Отправляясь в Испанию в декабре 1936-го, Клайн кинопланов не строил, да и не знал, с какого конца браться за кинокамеру. Он работал на республиканском радио, когда его разыскал Карпати и заразил идеей поведать миру об удивительном канадце Нормане Бетьюне, новаторе военно-полевой хирургии. Эксцентрик и антикоммунист, он продал автомобиль и купил билет в Москву с единственной целью: присутствовать на XV Международном конгрессе физиологов (июль – август 1935-го) и развенчать миф о передовой советской медицине. Вернувшись же на родину, вступил в партию и создал в Монреале «Группу за народное здравоохранение».

Врач канадского батальона 15-й интербригады, он создал первый в мире передвижной фронтовой госпиталь и первую мобильную службу переливания крови, обеспечивавшую нужды огромного фронта. Служба Бетьюна была предметом особой гордости республиканцев: каталонская студия Laya Films, производившая львиную долю антифашистской пропаганды, посвятила ей фильм «Переливание крови» (1937). Испанию он покинул в июне 1937-го – то ли по воле товарищей, считавших, что, наладив военно-медицинскую службу, Бетьюн принесет больше пользы как пропагандист; то ли из-за трений с госбезопасностью. К тому же он пил как лошадь и был невыносимо груб с коллегами.

Сценарист «Сердца Испании» Бен Мэддоу еще напишет под псевдонимом Дэвид Вольф сценарий самого радикального фильма, когда-либо снятого в США, – «Родной земли» (1942) Стрэнда и Гурвица. Эта экранизация доклада сенатской комиссии, расследовавшей террор и провокации против рабочего движения, – и величайший (благодаря закадровому голосу Поля Робсона) гимн свободолюбивым принципам Америки, и «политический фильм ужасов», придающий библейский масштаб зверствам Пинкертона и Ку-клукс-клана. Под своим именем в историю Мэддоу войдет как сценарист великого нуара «Асфальтовые джунгли» (1950).

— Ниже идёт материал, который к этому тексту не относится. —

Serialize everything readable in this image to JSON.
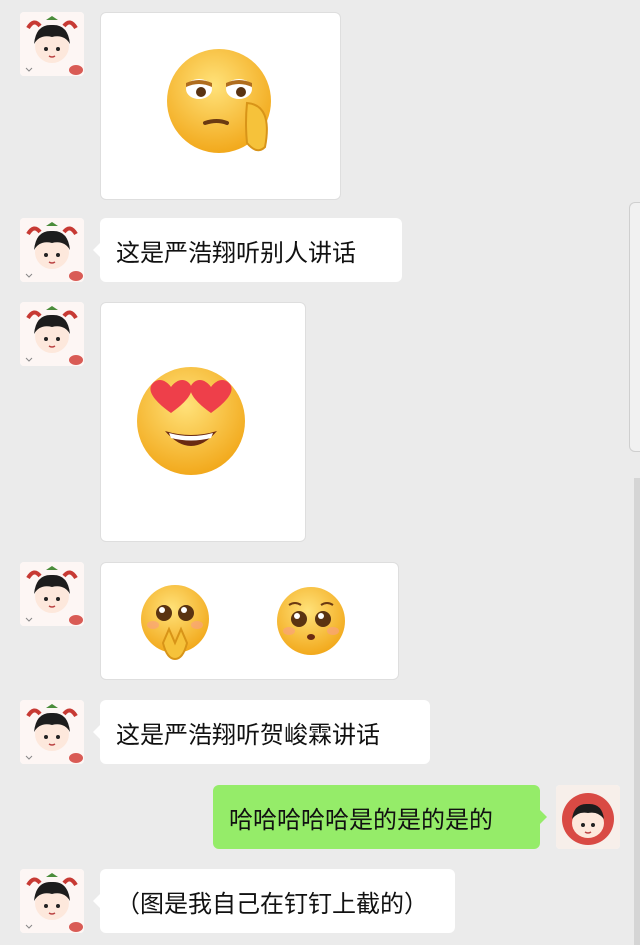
{
  "messages": [
    {
      "type": "image",
      "side": "left",
      "emoji": "smirk-hand-face-emoji"
    },
    {
      "type": "text",
      "side": "left",
      "text": "这是严浩翔听别人讲话"
    },
    {
      "type": "image",
      "side": "left",
      "emoji": "heart-eyes-emoji"
    },
    {
      "type": "image",
      "side": "left",
      "emoji": [
        "pleading-hands-emoji",
        "pleading-face-emoji"
      ]
    },
    {
      "type": "text",
      "side": "left",
      "text": "这是严浩翔听贺峻霖讲话"
    },
    {
      "type": "text",
      "side": "right",
      "text": "哈哈哈哈哈是的是的是的"
    },
    {
      "type": "text",
      "side": "left",
      "text": "（图是我自己在钉钉上截的）"
    }
  ],
  "colors": {
    "background": "#ebebeb",
    "bubble_left": "#ffffff",
    "bubble_right": "#95ec69"
  }
}
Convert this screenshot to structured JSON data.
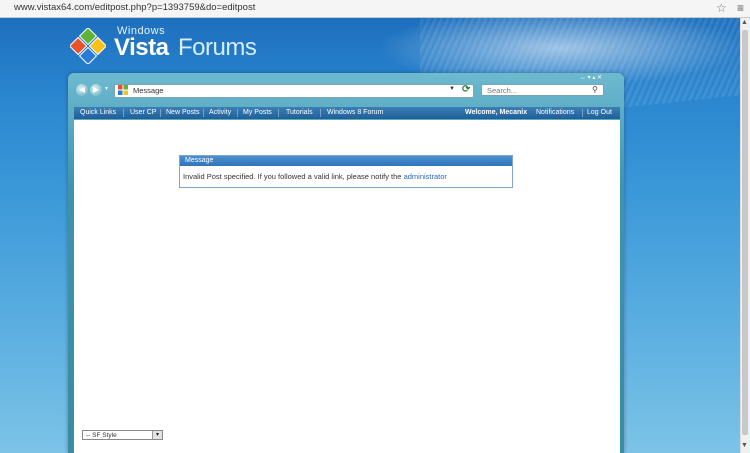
{
  "browser": {
    "url": "www.vistax64.com/editpost.php?p=1393759&do=editpost"
  },
  "logo": {
    "windows": "Windows",
    "vista": "Vista",
    "forums": "Forums"
  },
  "toolbar": {
    "address_text": "Message",
    "search_placeholder": "Search..."
  },
  "nav": {
    "items": [
      "Quick Links",
      "User CP",
      "New Posts",
      "Activity",
      "My Posts",
      "Tutorials",
      "Windows 8 Forum"
    ],
    "welcome": "Welcome, Mecanix",
    "notifications": "Notifications",
    "logout": "Log Out"
  },
  "message": {
    "header": "Message",
    "text": "Invalid Post specified. If you followed a valid link, please notify the",
    "link": "administrator"
  },
  "style_selector": {
    "selected": "-- SF Style"
  },
  "colors": {
    "page_bg": "#1f6db4",
    "navbar": "#1e5f97",
    "message_header": "#2f75b8",
    "link": "#2a66b5"
  }
}
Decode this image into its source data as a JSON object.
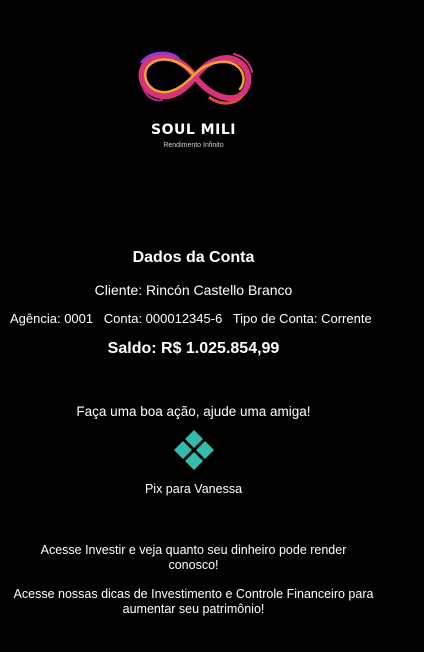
{
  "brand": {
    "logo_icon": "infinity-logo-icon",
    "name": "SOUL MILI",
    "tagline": "Rendimento Infinito",
    "colors": [
      "#d8327a",
      "#f2a42a",
      "#8a3ad1",
      "#e64a3c"
    ]
  },
  "account": {
    "title": "Dados da Conta",
    "client": "Cliente: Rincón Castello Branco",
    "agency": "Agência: 0001",
    "number": "Conta: 000012345-6",
    "type": "Tipo de Conta: Corrente",
    "balance": "Saldo: R$ 1.025.854,99"
  },
  "help": {
    "text": "Faça uma boa ação, ajude uma amiga!",
    "pix_icon": "pix-icon",
    "pix_color": "#32bcad",
    "pix_label": "Pix para Vanessa"
  },
  "footer": {
    "invest": "Acesse Investir e veja quanto seu dinheiro pode render conosco!",
    "tips": "Acesse nossas dicas de Investimento e Controle Financeiro para aumentar seu patrimônio!"
  }
}
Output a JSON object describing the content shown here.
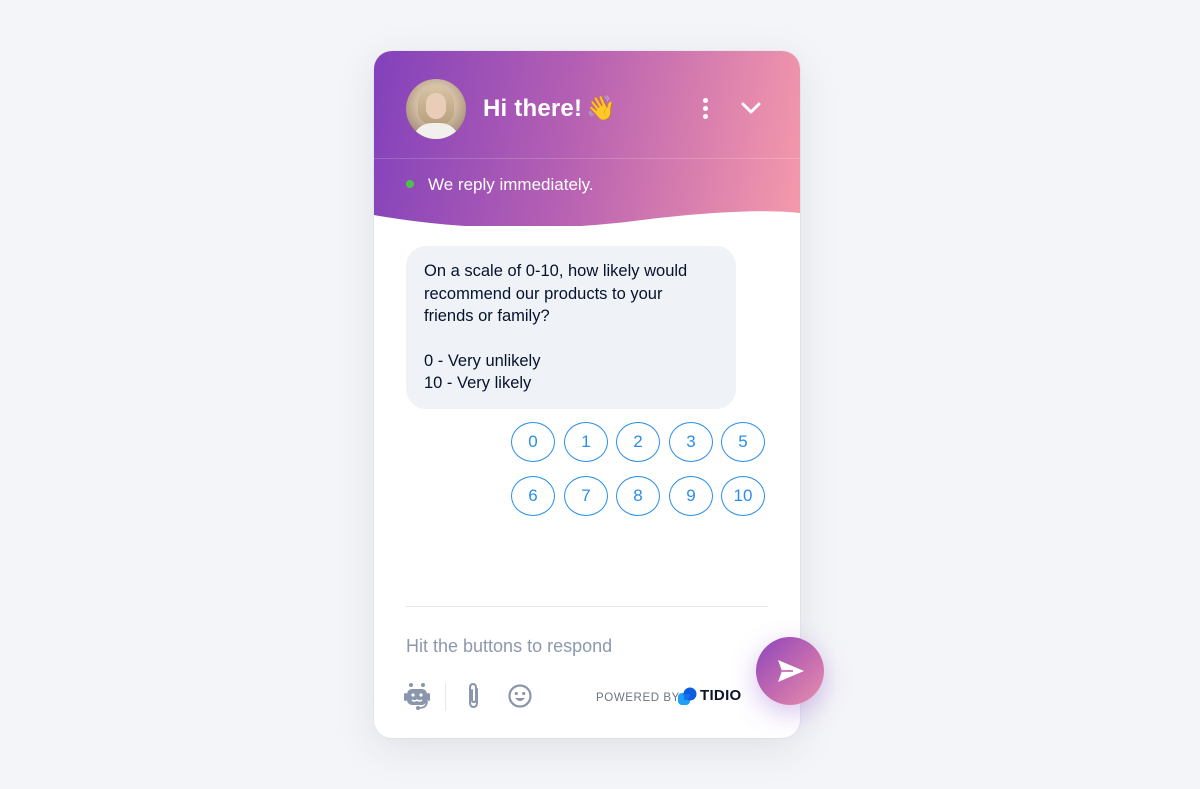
{
  "header": {
    "title": "Hi there!",
    "title_emoji": "👋",
    "status_text": "We reply immediately.",
    "status_color": "#4cc24a",
    "gradient_start": "#8241bb",
    "gradient_end": "#f59aac",
    "menu_icon": "more-vertical-icon",
    "collapse_icon": "chevron-down-icon"
  },
  "message": {
    "lines": [
      "On a scale of 0-10, how likely would",
      "recommend our products to your",
      "friends or family?"
    ],
    "legend": [
      "0 - Very unlikely",
      "10 - Very likely"
    ]
  },
  "options": [
    "0",
    "1",
    "2",
    "3",
    "5",
    "6",
    "7",
    "8",
    "9",
    "10"
  ],
  "accent_color": "#2a8ee8",
  "composer": {
    "placeholder": "Hit the buttons to respond",
    "icons": [
      "bot-icon",
      "paperclip-icon",
      "emoji-icon"
    ],
    "send_icon": "send-icon"
  },
  "branding": {
    "powered_by": "POWERED BY",
    "brand": "TIDIO"
  }
}
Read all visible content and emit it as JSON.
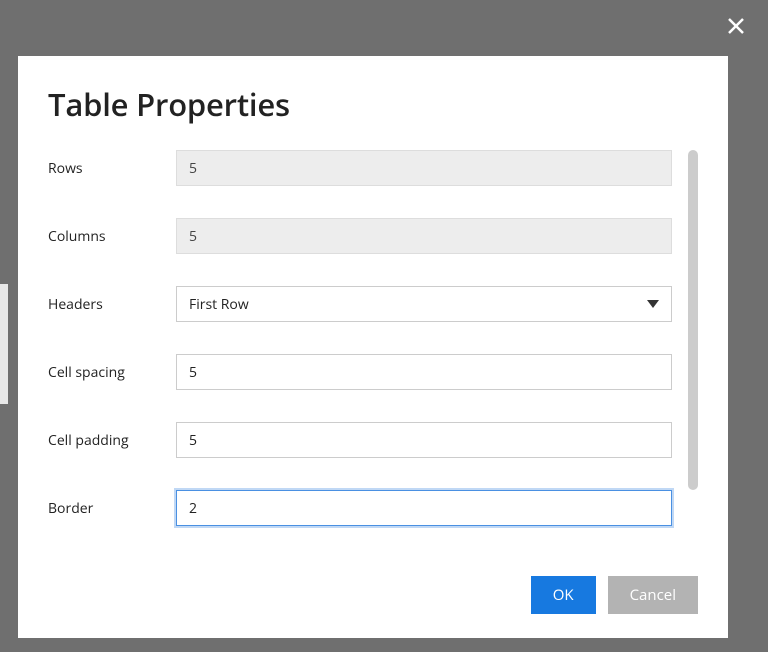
{
  "dialog": {
    "title": "Table Properties",
    "fields": {
      "rows": {
        "label": "Rows",
        "value": "5"
      },
      "columns": {
        "label": "Columns",
        "value": "5"
      },
      "headers": {
        "label": "Headers",
        "value": "First Row"
      },
      "cell_spacing": {
        "label": "Cell spacing",
        "value": "5"
      },
      "cell_padding": {
        "label": "Cell padding",
        "value": "5"
      },
      "border": {
        "label": "Border",
        "value": "2"
      }
    },
    "buttons": {
      "ok": "OK",
      "cancel": "Cancel"
    }
  }
}
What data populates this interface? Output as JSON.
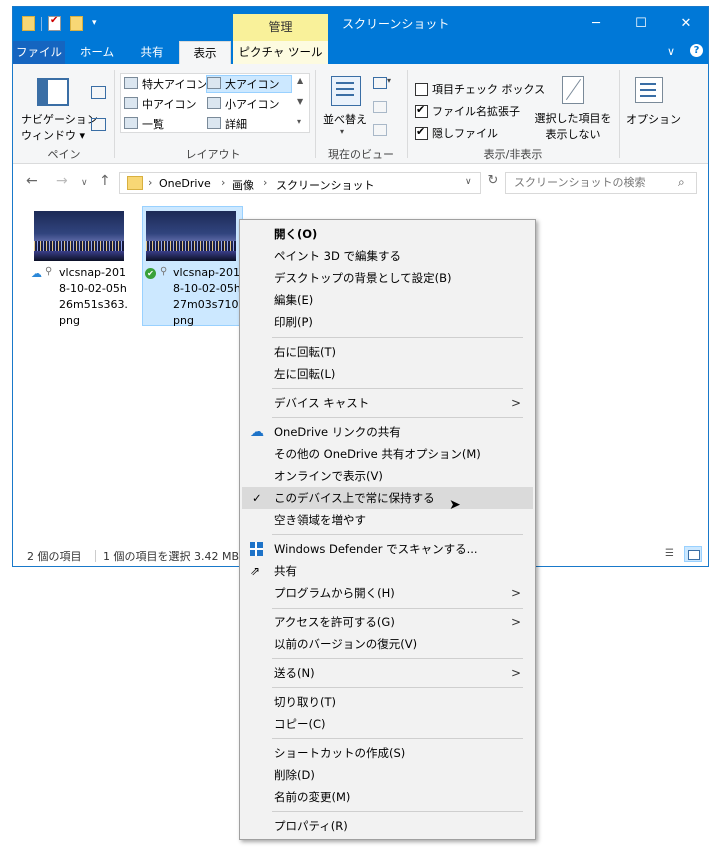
{
  "window": {
    "title": "スクリーンショット",
    "context_tab": "管理",
    "controls": {
      "minimize": "─",
      "maximize": "☐",
      "close": "✕"
    }
  },
  "tabs": [
    "ファイル",
    "ホーム",
    "共有",
    "表示",
    "ピクチャ ツール"
  ],
  "ribbon": {
    "pane": {
      "button": "ナビゲーション\nウィンドウ",
      "label": "ナビゲーション",
      "label2": "ウィンドウ",
      "group": "ペイン"
    },
    "layout": {
      "items": [
        "特大アイコン",
        "大アイコン",
        "中アイコン",
        "小アイコン",
        "一覧",
        "詳細"
      ],
      "selected": "大アイコン",
      "group": "レイアウト"
    },
    "current_view": {
      "sort": "並べ替え",
      "group": "現在のビュー"
    },
    "show_hide": {
      "checkboxes": [
        {
          "label": "項目チェック ボックス",
          "checked": false
        },
        {
          "label": "ファイル名拡張子",
          "checked": true
        },
        {
          "label": "隠しファイル",
          "checked": true
        }
      ],
      "hide_selected_line1": "選択した項目を",
      "hide_selected_line2": "表示しない",
      "group": "表示/非表示"
    },
    "options": "オプション"
  },
  "address": {
    "breadcrumb": [
      "OneDrive",
      "画像",
      "スクリーンショット"
    ],
    "search_placeholder": "スクリーンショットの検索"
  },
  "files": [
    {
      "name_line1": "vlcsnap-201",
      "name_line2": "8-10-02-05h",
      "name_line3": "26m51s363.",
      "name_line4": "png",
      "status_icon": "cloud-icon",
      "selected": false
    },
    {
      "name_line1": "vlcsnap-201",
      "name_line2": "8-10-02-05h",
      "name_line3": "27m03s710.",
      "name_line4": "png",
      "status_icon": "check-circle-icon",
      "selected": true
    }
  ],
  "statusbar": {
    "count": "2 個の項目",
    "selection": "1 個の項目を選択  3.42 MB"
  },
  "context_menu": {
    "items": [
      {
        "label": "開く(O)",
        "bold": true
      },
      {
        "label": "ペイント 3D で編集する"
      },
      {
        "label": "デスクトップの背景として設定(B)"
      },
      {
        "label": "編集(E)"
      },
      {
        "label": "印刷(P)"
      },
      {
        "label": "右に回転(T)"
      },
      {
        "label": "左に回転(L)"
      },
      {
        "label": "デバイス キャスト",
        "submenu": true
      },
      {
        "label": "OneDrive リンクの共有",
        "icon": "onedrive-cloud-icon"
      },
      {
        "label": "その他の OneDrive 共有オプション(M)"
      },
      {
        "label": "オンラインで表示(V)"
      },
      {
        "label": "このデバイス上で常に保持する",
        "checked": true,
        "highlighted": true
      },
      {
        "label": "空き領域を増やす"
      },
      {
        "label": "Windows Defender でスキャンする...",
        "icon": "defender-shield-icon"
      },
      {
        "label": "共有",
        "icon": "share-icon"
      },
      {
        "label": "プログラムから開く(H)",
        "submenu": true
      },
      {
        "label": "アクセスを許可する(G)",
        "submenu": true
      },
      {
        "label": "以前のバージョンの復元(V)"
      },
      {
        "label": "送る(N)",
        "submenu": true
      },
      {
        "label": "切り取り(T)"
      },
      {
        "label": "コピー(C)"
      },
      {
        "label": "ショートカットの作成(S)"
      },
      {
        "label": "削除(D)"
      },
      {
        "label": "名前の変更(M)"
      },
      {
        "label": "プロパティ(R)"
      }
    ]
  },
  "colors": {
    "titlebar": "#0078d7",
    "context_tab": "#f9f19a",
    "selection": "#cce8ff",
    "menu_bg": "#f2f2f2"
  }
}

Корвина Голливуд прикупит, как прикупил радикальных драматургов: талантами, сколь бы красными они ни были, он цинично не пренебрегал. Едва дебютировав в 1943-м как актер на Бродвее, Корвин подписал контракт с Universal и успешно играл неприятных персонажей, включая «русского агента Рокова» в «Дикой ярости Тарзана» (1952): такая уж голливудская карма у венгров.

Бетьюн участвовал в кинотуре Клайна и Карпати, а в январе 1938-го ушел на новую, катастрофическую войну обескровленного десятилетиями гражданских войн Китая с японскими агрессорами. Когда в ноябре 1939-го Бетьюн умер, получив заражение крови во время операции в полевом госпитале коммунистического «Особого района», некролог написал лично Мао. В Китае его почитают как святого.

* * *

Клайн посвятил врачам интербригад еще один фильм – «Возвращение к жизни», произведенный уже не канадским Красным Крестом, как «Сердце Испании», а коммунистической группой Frontier Film. Закадровый текст читал французский сюрреалист Пьер Юник, сценарист социально-мизантропического шедевра Бунюэля «Лас Урдес. Земля без хлеба» (1933). Оператора – 25-летнего Жака Лемара – знали лишь в кругу пропагандистов французского Народного фронта: в 1938-м он снимет для профсоюза металлургов короткометражный фильм о забастовке «Металлурги». После же войны скромно прославится как оператор французских нуаров, включая те, что снимал хлеба насущного ради политэмигрант Джон Берри. А соавтором Клайна выступил Картье-Брессон, которого обучил киноремеслу Пол Стрэнд.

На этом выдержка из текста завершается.